Taking an establishment by force lets you expand your business for free. But there may still be a cost. The rival gang may demand retribution, or declare war on you. Gang violence in turn affects a district’s prosperity, forcing you to sell cheaper drinks as the wealthier barflies and floozies flee the fighting.
This representation of the consequences of mob violence is Empire of Sin’s most interesting trait. Your henchmen, selected from a pool of wannabe gangsters, will fight alongside you in combat, run parts of your organisation, and even have their own sub-stories. But they can also be killed and, even if they survive an attack, they might not come out unscathed. After a particularly brutal conflict, one of my closest henchmen turned to drink to drown his troubles. He’d lurch and stagger his way through fights until I recruited a doctor to sober him up.
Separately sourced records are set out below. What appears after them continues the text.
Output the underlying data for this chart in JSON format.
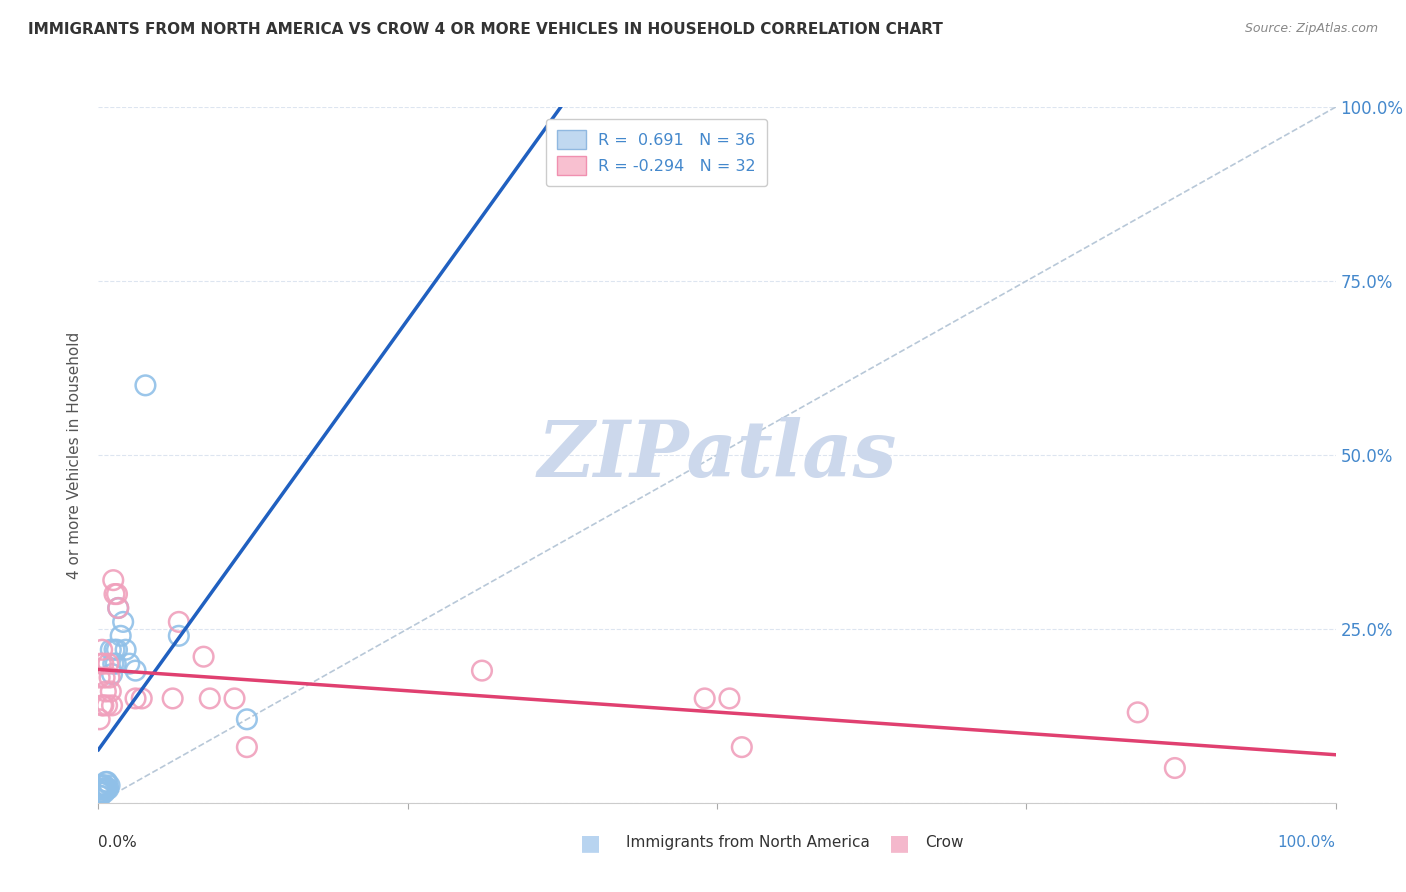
{
  "title": "IMMIGRANTS FROM NORTH AMERICA VS CROW 4 OR MORE VEHICLES IN HOUSEHOLD CORRELATION CHART",
  "source": "Source: ZipAtlas.com",
  "ylabel": "4 or more Vehicles in Household",
  "ytick_vals": [
    0,
    0.25,
    0.5,
    0.75,
    1.0
  ],
  "ytick_labels": [
    "",
    "25.0%",
    "50.0%",
    "75.0%",
    "100.0%"
  ],
  "legend_line1": "R =  0.691   N = 36",
  "legend_line2": "R = -0.294   N = 32",
  "blue_scatter_x": [
    0.001,
    0.001,
    0.001,
    0.002,
    0.002,
    0.002,
    0.002,
    0.003,
    0.003,
    0.003,
    0.004,
    0.004,
    0.005,
    0.005,
    0.005,
    0.006,
    0.006,
    0.007,
    0.007,
    0.008,
    0.009,
    0.01,
    0.011,
    0.012,
    0.013,
    0.014,
    0.015,
    0.016,
    0.018,
    0.02,
    0.022,
    0.025,
    0.03,
    0.038,
    0.065,
    0.12
  ],
  "blue_scatter_y": [
    0.02,
    0.015,
    0.01,
    0.02,
    0.015,
    0.025,
    0.01,
    0.02,
    0.015,
    0.025,
    0.02,
    0.025,
    0.015,
    0.02,
    0.025,
    0.02,
    0.03,
    0.02,
    0.03,
    0.02,
    0.025,
    0.22,
    0.185,
    0.2,
    0.22,
    0.2,
    0.22,
    0.28,
    0.24,
    0.26,
    0.22,
    0.2,
    0.19,
    0.6,
    0.24,
    0.12
  ],
  "pink_scatter_x": [
    0.001,
    0.001,
    0.002,
    0.003,
    0.003,
    0.004,
    0.004,
    0.005,
    0.006,
    0.007,
    0.008,
    0.009,
    0.01,
    0.011,
    0.012,
    0.013,
    0.015,
    0.016,
    0.03,
    0.035,
    0.06,
    0.065,
    0.085,
    0.09,
    0.11,
    0.12,
    0.31,
    0.49,
    0.51,
    0.52,
    0.84,
    0.87
  ],
  "pink_scatter_y": [
    0.18,
    0.12,
    0.2,
    0.14,
    0.22,
    0.14,
    0.2,
    0.18,
    0.16,
    0.14,
    0.2,
    0.18,
    0.16,
    0.14,
    0.32,
    0.3,
    0.3,
    0.28,
    0.15,
    0.15,
    0.15,
    0.26,
    0.21,
    0.15,
    0.15,
    0.08,
    0.19,
    0.15,
    0.15,
    0.08,
    0.13,
    0.05
  ],
  "blue_color": "#90c0e8",
  "pink_color": "#f0a0bc",
  "blue_line_color": "#2060c0",
  "pink_line_color": "#e04070",
  "diagonal_color": "#b8c8d8",
  "background_color": "#ffffff",
  "grid_color": "#dde5f0",
  "watermark": "ZIPatlas",
  "watermark_color": "#ccd8ec",
  "title_color": "#333333",
  "source_color": "#888888",
  "axis_label_color": "#555555",
  "right_tick_color": "#4488cc"
}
Empire of Sin is ambitious but it isn’t always reliable. The game suffers from myriad technical issues, ranging from quirks such as thugs’ jackets changing colour when they die, to game-breakers such as henchmen disappearing completely from your squad. Covid-19’s impact on quality assurance may well have a been a factor here, but there are broader problems, too. The rival factions are more a nuisance than a threat, pestering you incessantly for alliances and favours. And the early game is too slow: building sufficient cashflow so you can put a half-decent squad of henchmen together is more work than fun.
It’s unfortunate that Empire of Sin has arrived in town with holes in its waistcoat, but I don’t believe its problems are beyond fixing, and it’s got moxie that ultimately shines through the flaws.